Faeces are retained, peristaltic movements being in abeyance. The urine may also be retained and it contains lactose. The udder is relaxed and flabby and the secretion is very slight. The surface of the body is cold.
With modern treatment, 95% of animals recover provided the treatment is adopted early.
Complication which may arise include:
1. Foreign body pneumonia and Septic pneumonia from choking
2. Mastitis and uncommon complications
3. Paralysis of the hind limbs due to pressure upon some of the nerves of the limb and the cow has not been properly bedded down or has been allowed to remain on one side for a long time
4. Necrosis or Bed sores from prolonged pressure.
If the animal is down on its side and tympanitic, it should be immediately placed on its brisket.

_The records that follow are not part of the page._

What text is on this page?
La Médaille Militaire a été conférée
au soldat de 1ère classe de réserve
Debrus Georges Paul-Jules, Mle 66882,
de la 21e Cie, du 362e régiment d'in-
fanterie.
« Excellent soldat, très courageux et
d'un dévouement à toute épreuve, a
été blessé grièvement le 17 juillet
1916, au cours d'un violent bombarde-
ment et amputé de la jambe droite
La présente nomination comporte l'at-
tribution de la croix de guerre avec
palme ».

The tympany soon disappears and the use of trocar and canula is seldom required.
Two methods of modern treatment are now in vogue:
1. The injection of the four quarters of the udder with air or oxygen. For this purpose, a teat syphon attached to an oxygen cylinder for an injection is used. Injection of solutions containing either phosphorus, magnesium or dextrose may also be given. While injecting air or oxygen, the teat syphon must be sterilised before use and the syringe washed with an antiseptic solution.
The upper hind limb is drawn back and a clean cloth is placed under the udder. The teats are washed with an antiseptic. It is usually convenient to inject under teats first. If one quarter is infected with mastitis, it should be left to the last or its injection omitted altogether. The injection of each quarter is continued until the udder is moderately tense.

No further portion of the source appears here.